Python-Subprocess-Popen inconsistent behavior in a multi-threaded environment

I have following piece of code running inside thread.. 'executable' produces unique string output for each input 'url':

p = Popen(["executable", url], stdout=PIPE, stderr=PIPE, close_fds=True)
output,error = p.communicate()
print output

when above code gets executed for multiple input 'urls', the subprocess p's 'output' produced is not consistent.For some of the urls, subprocess gets terminated without producing any 'output'. I tried printing p.returncode for each failed 'p' instance(failed urls are not consistent across multiple runs either) and got '-11' as a return code with 'error' value as empty string.Can someone please suggest a way to get consistent behavior/output for each run in a multithreaded environment?

Solution

-11 as a return code might mean that C program is not fine e.g., you are starting too many subprocesses and it causes SIGSERV in the C executable. You can limit number of concurrent subprocesses using multiprocessing.ThreadPool, concurrent.futures.ThreadPoolExecutor, threading + Queue -based solutions:

#!/usr/bin/env python
from multiprocessing.dummy import Pool # uses threads
from subprocess import Popen, PIPE

def get_url(url):
    p = Popen(["executable", url], stdout=PIPE, stderr=PIPE, close_fds=True)
    output, error = p.communicate()
    return url, output, error, p.returncode

pool = Pool(20) # limit number of concurrent subprocesses
for url, output, error, returncode in pool.imap_unordered(get_url, urls):
    print("%s %r %r %d" % (url, output, error, returncode))
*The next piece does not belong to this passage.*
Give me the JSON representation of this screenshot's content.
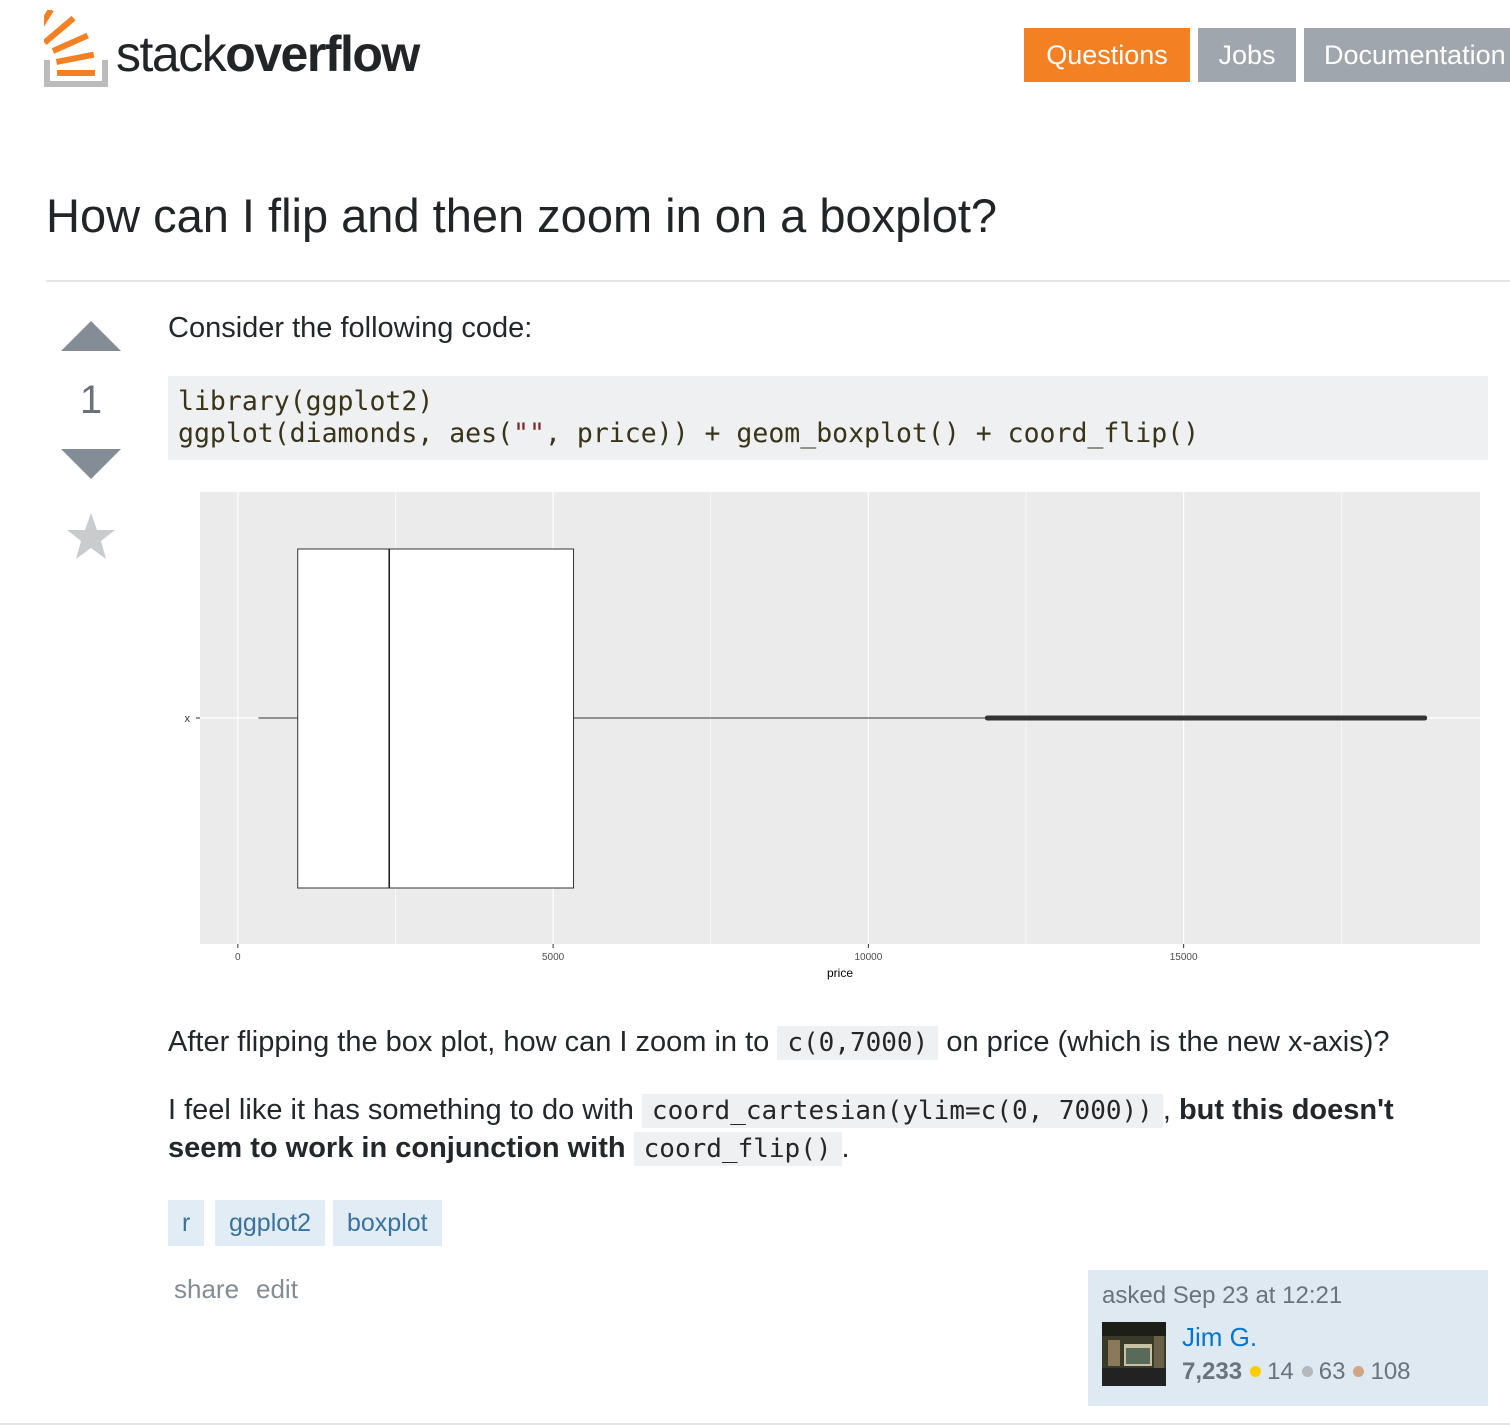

Make sure the executable can be run in parallel e.g., it doesn't use some shared resource. To test, you could run in a shell:

$ executable url1 & executable url2

Could you please explain more about "you are starting too many subprocesses and it causes SIGSERV in the C executable" and possibly solution to avoid that..

Possible problem:

"too many processes"
-> "not enough memory in the system or some other resource"
-> "trigger the bug in the C code that otherwise is hidden or rare"
-> "illegal memory access"
-> SIGSERV

The suggested above solution is:

"limit number of concurrent processes"
-> "enough memory or other resources in the system"
-> "bug is hidden or rare"
-> no SIGSERV

Understand what is SIGSEGV run time error in c++? In short, your program is killed with that signal if it tries to access a memory that it is not supposed to. Here's an example of such program:

/* try to fail with SIGSERV sometimes */
#include <stdio.h>
#include <stdlib.h>
#include <time.h>

int main(void) {
  char *null_pointer = NULL;

  srand((unsigned)time(NULL));

  if (rand() < RAND_MAX/2) /* simulate some concurrent condition 
                              e.g., memory pressure */
    fprintf(stderr, "%c\n", *null_pointer); /* dereference null pointer */

  return 0;
}

If you run it with the above Python script then it would return -11 occasionally.

Also p.returncode is not sufficient for debugging purpose..Is there any other option to get more DEBUG info to get to the root cause?

I won't exclude the Python side completely but It is most likely that the problem is the C program. You could use gdb to get a backtrace to see where in a callstack the error comes from.